Il avait découvert cette adresse dans les petits carnets cryptés de Honkov. Cela lui avait pris un peu de temps pour casser le code, mais l'agent Laurence était un surdoué dans ce domaine et il y était parvenu méthodiquement.
Cet endroit était l'une des planques de Dimitrov. Décidé à mettre enfin un terme à toute cette histoire, il était résolu à faire tomber les masques ce soir.
Tout de noir vêtu, cagoulé et maquillé comme un cambrioleur, il était revenu avec un équipement spécial dans le but de pénétrer par effraction dans les lieux. Patiemment, il attendait que les domestiques se couchent.
Pourtant, une activité inhabituelle le retint d'agir. Il était près de vingt deux heures et une Mercedes venait de pénétrer dans le parc. Deux hommes en imperméable et chapeau en sortirent précipitamment en faisant claquer les portières. Les deux malfrats jetèrent brièvement des regards autour d'eux, ce qui attira l'attention de Laurence, qui les observait avec des jumelles de vision nocturne.
Ils ouvrirent alors la portière arrière et une femme élégante sortit à son tour avant de s'engouffrer rapidement dans la maison. Laurence n'eut que le temps de voir brièvement son profil sans pouvoir l'observer à sa guise.

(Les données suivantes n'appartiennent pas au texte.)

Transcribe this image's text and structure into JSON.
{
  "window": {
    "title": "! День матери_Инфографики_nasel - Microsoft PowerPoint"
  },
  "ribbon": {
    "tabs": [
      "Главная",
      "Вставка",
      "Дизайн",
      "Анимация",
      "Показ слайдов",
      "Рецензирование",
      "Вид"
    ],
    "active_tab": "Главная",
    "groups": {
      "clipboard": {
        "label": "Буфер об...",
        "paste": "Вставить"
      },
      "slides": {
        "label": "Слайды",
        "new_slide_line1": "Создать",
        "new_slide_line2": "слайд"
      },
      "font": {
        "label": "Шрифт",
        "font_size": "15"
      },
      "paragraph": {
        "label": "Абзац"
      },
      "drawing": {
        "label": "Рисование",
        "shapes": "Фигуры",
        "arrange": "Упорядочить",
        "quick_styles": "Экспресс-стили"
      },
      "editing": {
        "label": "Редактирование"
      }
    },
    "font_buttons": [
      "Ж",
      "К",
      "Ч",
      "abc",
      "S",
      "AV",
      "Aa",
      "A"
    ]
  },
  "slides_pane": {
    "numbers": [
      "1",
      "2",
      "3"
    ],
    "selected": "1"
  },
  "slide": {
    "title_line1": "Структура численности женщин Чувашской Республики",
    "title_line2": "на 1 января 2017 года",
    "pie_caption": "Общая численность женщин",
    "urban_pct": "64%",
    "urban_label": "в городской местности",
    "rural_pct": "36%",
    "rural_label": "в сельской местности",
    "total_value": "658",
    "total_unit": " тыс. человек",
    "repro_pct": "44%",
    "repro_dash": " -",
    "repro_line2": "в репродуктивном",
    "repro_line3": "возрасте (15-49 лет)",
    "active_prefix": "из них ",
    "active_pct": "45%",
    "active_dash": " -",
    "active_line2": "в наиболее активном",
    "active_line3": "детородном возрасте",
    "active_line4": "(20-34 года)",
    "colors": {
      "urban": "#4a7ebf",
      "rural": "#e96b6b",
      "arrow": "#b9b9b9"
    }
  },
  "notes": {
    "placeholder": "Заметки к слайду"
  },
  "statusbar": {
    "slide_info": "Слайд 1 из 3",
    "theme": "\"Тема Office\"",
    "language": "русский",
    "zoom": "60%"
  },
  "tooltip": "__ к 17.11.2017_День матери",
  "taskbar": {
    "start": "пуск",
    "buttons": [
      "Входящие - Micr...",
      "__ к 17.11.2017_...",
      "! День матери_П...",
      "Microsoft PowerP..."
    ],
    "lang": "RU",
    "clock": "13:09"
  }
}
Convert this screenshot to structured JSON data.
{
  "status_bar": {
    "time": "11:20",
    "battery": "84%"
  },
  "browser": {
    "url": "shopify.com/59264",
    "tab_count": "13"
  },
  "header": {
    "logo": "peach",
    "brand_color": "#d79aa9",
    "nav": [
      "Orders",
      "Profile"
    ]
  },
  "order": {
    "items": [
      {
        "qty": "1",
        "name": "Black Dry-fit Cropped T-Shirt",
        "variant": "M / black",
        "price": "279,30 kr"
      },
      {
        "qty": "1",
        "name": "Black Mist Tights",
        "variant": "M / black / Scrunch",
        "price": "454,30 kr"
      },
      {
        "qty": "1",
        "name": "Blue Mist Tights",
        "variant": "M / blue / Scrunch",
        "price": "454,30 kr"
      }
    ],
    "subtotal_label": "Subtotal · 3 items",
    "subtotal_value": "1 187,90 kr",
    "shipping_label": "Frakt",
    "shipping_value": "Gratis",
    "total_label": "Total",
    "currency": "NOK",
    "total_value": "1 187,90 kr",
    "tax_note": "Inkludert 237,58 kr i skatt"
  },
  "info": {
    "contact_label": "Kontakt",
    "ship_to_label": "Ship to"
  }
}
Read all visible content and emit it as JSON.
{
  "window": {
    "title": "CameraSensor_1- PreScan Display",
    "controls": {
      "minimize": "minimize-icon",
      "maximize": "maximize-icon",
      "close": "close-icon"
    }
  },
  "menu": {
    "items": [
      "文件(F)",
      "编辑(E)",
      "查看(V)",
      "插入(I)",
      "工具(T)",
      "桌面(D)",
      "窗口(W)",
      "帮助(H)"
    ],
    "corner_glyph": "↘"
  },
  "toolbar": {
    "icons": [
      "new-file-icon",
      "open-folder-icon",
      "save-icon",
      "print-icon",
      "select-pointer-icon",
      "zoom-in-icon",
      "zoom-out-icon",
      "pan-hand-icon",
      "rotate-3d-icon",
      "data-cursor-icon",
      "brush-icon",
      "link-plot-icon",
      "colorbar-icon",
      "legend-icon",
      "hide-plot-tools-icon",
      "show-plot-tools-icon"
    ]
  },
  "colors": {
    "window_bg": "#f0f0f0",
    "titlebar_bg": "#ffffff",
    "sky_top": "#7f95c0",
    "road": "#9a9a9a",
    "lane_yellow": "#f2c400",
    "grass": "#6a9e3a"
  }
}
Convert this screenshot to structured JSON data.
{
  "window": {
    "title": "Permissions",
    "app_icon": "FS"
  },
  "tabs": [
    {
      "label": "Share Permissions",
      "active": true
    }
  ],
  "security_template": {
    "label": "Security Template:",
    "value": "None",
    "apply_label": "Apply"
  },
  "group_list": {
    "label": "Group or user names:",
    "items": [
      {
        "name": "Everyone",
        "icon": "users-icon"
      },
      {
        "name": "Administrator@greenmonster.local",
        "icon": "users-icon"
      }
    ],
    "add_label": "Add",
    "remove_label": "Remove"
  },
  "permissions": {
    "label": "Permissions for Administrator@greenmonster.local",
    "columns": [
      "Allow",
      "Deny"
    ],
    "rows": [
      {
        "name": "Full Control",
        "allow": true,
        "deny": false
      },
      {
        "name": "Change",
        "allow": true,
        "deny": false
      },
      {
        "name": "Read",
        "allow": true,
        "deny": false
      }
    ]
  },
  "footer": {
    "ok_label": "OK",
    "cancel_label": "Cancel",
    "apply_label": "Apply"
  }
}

Les deux hommes de main ouvrirent le coffre et se penchèrent à l'intérieur. Maladroitement, ils en sortirent ce qui ressemblait à un corps inconscient, et Laurence sut immédiatement de qui il s'agissait quand il aperçut la masse de cheveux en pagaille…Le policier ravala un juron en observant le manège des deux hommes qui transportaient Alice Avril à l'intérieur de la maison. Puis il soupira, fataliste. Maintenant, il avait doublement une bonne raison pour y pénétrer.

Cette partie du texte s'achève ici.